David Leland’s quartet of dramas from 1983, under their original umbrella title of Tales Out of School, gets a very welcome release from Network this month. All four films, Birth of a Nation, Flying into the Wind, RHINO and Made in Britain, were commissioned by Central Independent Television, the ITV franchise that emerged from the restructuring of the original ATV, and were produced by Margaret Matheson, who had become Controller of Drama after a successful if controversial time at the BBC where she had produced Alan Clarke’s banned television play, Scum. After a steady career as an actor during the 1960s and 1970s, Leland’s reputation as a writer willing to tackle socially sensitive subject matters grew through his work in 1981 on Play For Today, on Psy Warriors and Beloved Enemy.
Both plays had also brought him into contact with director Alan Clarke whose work, radical and realist in tone, had become fiercely political and controversial (he had directed the banned production of Scum for Matheson and the later cinema version). Their paths would all cross again on the production of these four films, with Clarke directing the Prix Italia award-winning Made in Britain, the final film of the quartet. As Leland outlines in both of the excellent documentaries that supplement this release, he had been concerned with the structure and power of mass education for some time.

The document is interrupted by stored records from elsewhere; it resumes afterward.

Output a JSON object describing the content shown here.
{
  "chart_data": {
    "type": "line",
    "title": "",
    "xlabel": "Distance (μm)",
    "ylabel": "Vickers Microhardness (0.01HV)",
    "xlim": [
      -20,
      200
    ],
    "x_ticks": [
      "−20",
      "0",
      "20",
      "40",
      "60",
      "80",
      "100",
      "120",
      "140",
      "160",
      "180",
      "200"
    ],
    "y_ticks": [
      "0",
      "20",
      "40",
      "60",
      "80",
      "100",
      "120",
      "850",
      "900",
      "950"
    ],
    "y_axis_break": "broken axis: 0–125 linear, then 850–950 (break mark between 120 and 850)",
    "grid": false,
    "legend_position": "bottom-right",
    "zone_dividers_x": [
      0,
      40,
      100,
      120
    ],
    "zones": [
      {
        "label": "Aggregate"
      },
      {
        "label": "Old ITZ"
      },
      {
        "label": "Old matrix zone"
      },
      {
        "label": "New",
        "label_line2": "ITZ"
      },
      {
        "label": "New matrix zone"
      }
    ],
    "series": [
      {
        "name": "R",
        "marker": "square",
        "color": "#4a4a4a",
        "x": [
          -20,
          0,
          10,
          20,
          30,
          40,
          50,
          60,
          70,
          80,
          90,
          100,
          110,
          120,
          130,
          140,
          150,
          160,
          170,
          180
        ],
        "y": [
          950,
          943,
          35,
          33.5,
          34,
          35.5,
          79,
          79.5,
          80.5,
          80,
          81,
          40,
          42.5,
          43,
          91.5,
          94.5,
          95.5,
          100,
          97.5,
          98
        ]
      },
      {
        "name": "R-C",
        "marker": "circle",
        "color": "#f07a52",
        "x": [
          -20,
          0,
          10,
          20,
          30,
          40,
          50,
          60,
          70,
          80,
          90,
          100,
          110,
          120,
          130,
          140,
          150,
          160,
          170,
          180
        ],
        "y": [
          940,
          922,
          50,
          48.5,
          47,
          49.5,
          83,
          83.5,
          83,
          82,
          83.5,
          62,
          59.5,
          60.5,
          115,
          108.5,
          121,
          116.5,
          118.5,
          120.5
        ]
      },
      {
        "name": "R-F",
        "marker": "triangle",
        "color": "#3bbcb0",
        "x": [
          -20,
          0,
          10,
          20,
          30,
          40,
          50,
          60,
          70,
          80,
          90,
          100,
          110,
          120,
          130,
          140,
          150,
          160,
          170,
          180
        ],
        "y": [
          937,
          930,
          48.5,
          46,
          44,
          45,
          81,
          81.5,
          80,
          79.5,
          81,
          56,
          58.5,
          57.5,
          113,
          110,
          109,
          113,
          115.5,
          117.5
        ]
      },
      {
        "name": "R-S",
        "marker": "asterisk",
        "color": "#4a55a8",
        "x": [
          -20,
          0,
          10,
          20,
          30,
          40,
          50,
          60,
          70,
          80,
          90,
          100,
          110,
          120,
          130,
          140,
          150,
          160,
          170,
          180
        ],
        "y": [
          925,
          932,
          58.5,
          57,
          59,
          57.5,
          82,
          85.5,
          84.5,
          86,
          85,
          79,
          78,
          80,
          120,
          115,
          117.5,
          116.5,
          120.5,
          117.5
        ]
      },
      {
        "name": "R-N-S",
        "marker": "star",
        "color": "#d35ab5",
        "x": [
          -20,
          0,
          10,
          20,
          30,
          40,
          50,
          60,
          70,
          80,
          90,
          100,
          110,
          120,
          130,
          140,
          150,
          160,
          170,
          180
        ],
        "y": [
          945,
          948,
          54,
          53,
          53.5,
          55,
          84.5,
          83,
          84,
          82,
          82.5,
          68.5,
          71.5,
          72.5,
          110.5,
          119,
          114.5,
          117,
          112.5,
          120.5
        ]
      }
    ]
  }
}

Tales Out of School firmly belongs in the tradition of social realist drama that stretches back to the work of Loach, Garnett and Sandford on Cathy Come Home in 1966, and was contemporaneously in 1982, in what was seen as a very politically and socially divisive period, perhaps then exemplified by Bleasdale’s recent Boys from the Blackstuff. In his four films Leland traces a number of still contentious ideas about education, questioning the institutional roles and teaching practices within schools, the power of the education system, the law and the judges and courts that dispense order and structure within a complex web of relationships between pupils, teachers, parents, education officers, the police, magistrates and social workers. By doing so he asks us to consider how these institutions, and schools particularly in the first two films, shape the futures of young people, perhaps through a repressive and conformist curriculum that is more concerned with processing young minds for the job market above all else. This also brings in themes about identity, marginalisation, oppression and race, class and gender.